Since the past few weeks I have been taking the certificate course on machine learning taught by Andrew Ng. Even though I had taken the free version of this course way back during college, some aspects of it eluded me at that time. This was because the scripts used in this course are written to work with octave and since the language was not part of my curriculum I skipped some of the practical assignments and simply skimmed through the theory.

Recently, I thought it would be a good exercise to go through the course once again and try to understand all its nuances. One way of doing this was to implement all the assignments in R without using any library. Following is my attempt at understanding gradient descent. Complete codes for this exercise can be found here.

Gradient Descent - Intuition

What exactly is a Gradient?

Recalling the equation of a straight line:

\[y = mx + c\]

Rewriting this in a slightly different form (used by Prof. Ng in his lectures) we get:

\[h _\theta(x) = \theta_0 + \theta_1(x)\]

Here \( \theta \) is the gradient analogous to slope m in the equation of a line. If I recall, the slope of a line in a 2D plane it is calculated as \( \frac{y_2 - y_1}{x_2 - x_1} \) i.e. by how much will y change if x is changed by a certain amount?

Now I want to fit a line through my data in such a way that it passes through majority of the points. So that in the future if I want to predict the position of an unknown point I can just use the line I used to fit my data. What I want is that the line that I am trying to fit exactly traces my data points so that the distance (error in machine learning culture) between my fitted line and data points is minimum. To do this I need to understand that by how much (magnitude) and in what direction I need to change the slope of my line so that it fits majority of my data points.

What is a cost function?

This is where the cost function \( J(\theta) \) comes into picture. Cost is simply the distance (error) between my data points and fitted line and ideally this must be as close to 0 as possible. By taking its partial derivative I calculate how much (magnitude) cost will change if I change \( \theta \) by a certain amount (this is the same logic which is used for calculating slope of a line, i.e. magnitude of change in y with respect to x. And also a general idea of calculus which deals with the mathematics of change of one quantity with respect to another.)
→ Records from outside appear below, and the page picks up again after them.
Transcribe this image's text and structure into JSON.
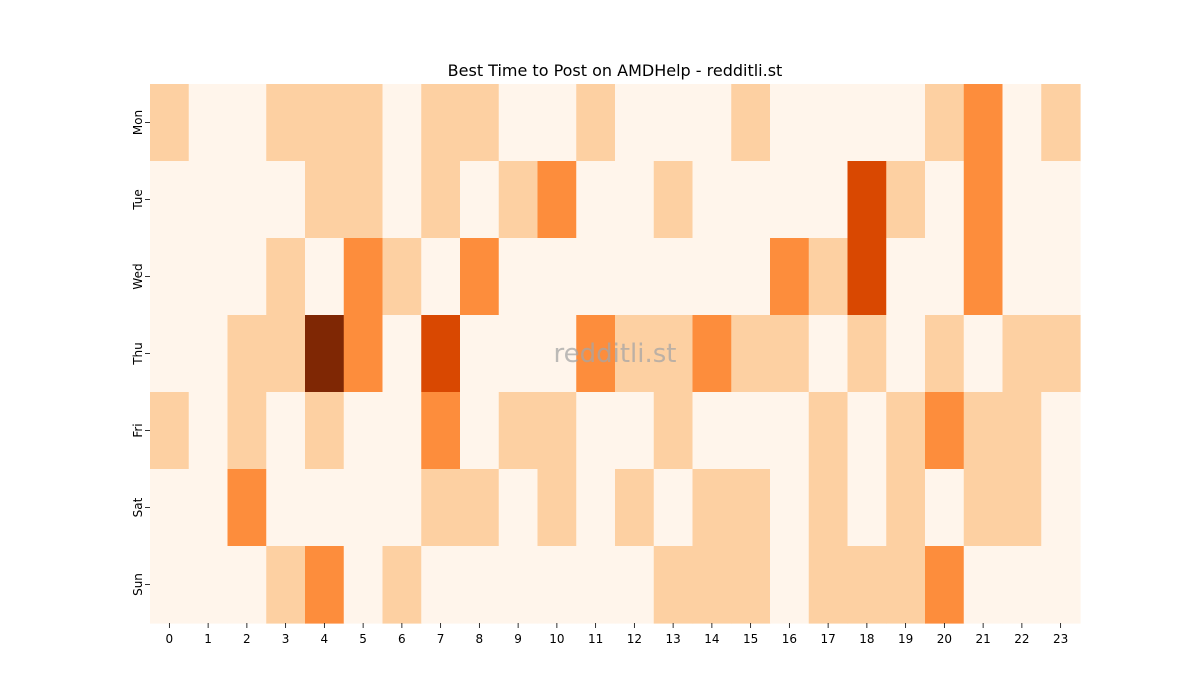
{
  "chart_data": {
    "type": "heatmap",
    "title": "Best Time to Post on AMDHelp - redditli.st",
    "watermark": "redditli.st",
    "xlabel": "",
    "ylabel": "",
    "x": [
      "0",
      "1",
      "2",
      "3",
      "4",
      "5",
      "6",
      "7",
      "8",
      "9",
      "10",
      "11",
      "12",
      "13",
      "14",
      "15",
      "16",
      "17",
      "18",
      "19",
      "20",
      "21",
      "22",
      "23"
    ],
    "y": [
      "Mon",
      "Tue",
      "Wed",
      "Thu",
      "Fri",
      "Sat",
      "Sun"
    ],
    "values": [
      [
        1,
        0,
        0,
        1,
        1,
        1,
        0,
        1,
        1,
        0,
        0,
        1,
        0,
        0,
        0,
        1,
        0,
        0,
        0,
        0,
        1,
        2,
        0,
        1
      ],
      [
        0,
        0,
        0,
        0,
        1,
        1,
        0,
        1,
        0,
        1,
        2,
        0,
        0,
        1,
        0,
        0,
        0,
        0,
        3,
        1,
        0,
        2,
        0,
        0
      ],
      [
        0,
        0,
        0,
        1,
        0,
        2,
        1,
        0,
        2,
        0,
        0,
        0,
        0,
        0,
        0,
        0,
        2,
        1,
        3,
        0,
        0,
        2,
        0,
        0
      ],
      [
        0,
        0,
        1,
        1,
        4,
        2,
        0,
        3,
        0,
        0,
        0,
        2,
        1,
        1,
        2,
        1,
        1,
        0,
        1,
        0,
        1,
        0,
        1,
        1
      ],
      [
        1,
        0,
        1,
        0,
        1,
        0,
        0,
        2,
        0,
        1,
        1,
        0,
        0,
        1,
        0,
        0,
        0,
        1,
        0,
        1,
        2,
        1,
        1,
        0
      ],
      [
        0,
        0,
        2,
        0,
        0,
        0,
        0,
        1,
        1,
        0,
        1,
        0,
        1,
        0,
        1,
        1,
        0,
        1,
        0,
        1,
        0,
        1,
        1,
        0
      ],
      [
        0,
        0,
        0,
        1,
        2,
        0,
        1,
        0,
        0,
        0,
        0,
        0,
        0,
        1,
        1,
        1,
        0,
        1,
        1,
        1,
        2,
        0,
        0,
        0
      ]
    ],
    "value_range": [
      0,
      4
    ],
    "colormap": [
      "#fff5eb",
      "#fdd0a2",
      "#fd8d3c",
      "#d94801",
      "#7f2704"
    ],
    "colorbar": false,
    "grid": false
  }
}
What is descent in gradient descent?

Getting an idea of the cost function and gradient I move on to the descent in gradient descent. The central idea here is that I want to find the optimum value of \( \theta \) so that my cost \( J(\theta) \) is as low as possible (close to zero). To do this I have to iterate over different values of \( \theta \). This change in value of \( \theta \) is done using the learning rate/step or \( \alpha \) which is nothing but a small multiplication factor (0 to 1). The gradient (partial derivative of \( J(\theta) \)) always points in the direction of the steepest ascent i.e. - in the direction where change in cost is maximum. But since I want my cost to be minimum I go in the opposite direction or towards a descent. With each step the gradient is recalculated and I move towards the opposite direction and possibly reach a global minima. This minima is the lowest possible value that can be obtained for the function \( J(\theta) \) given a value of \( \theta \).

gradient_descent

Why gradient points in the direction of steepest ascent?

Recalling some basic vector calculus I know that the dot(.) product between 2 vectors equals:

\[a.b = \left\lVert a \right\rVert \left\lVert b \right\rVert cos\theta\]

Here the quantity can be maximum only when \( cos\theta \) is 1. Which is only possible if \( \theta \) is 0. i.e. both a and b are in the same direction. Extending this argument further, if we consider \( grad(f(a)) \) as a vector and an arbitrary unit vector \( v \), we can project along this direction using the dot product \( grad(f(a)).v \), which is also the definition of a directional derivative. And this dot product will be maximum only when both vectors are in the same direction.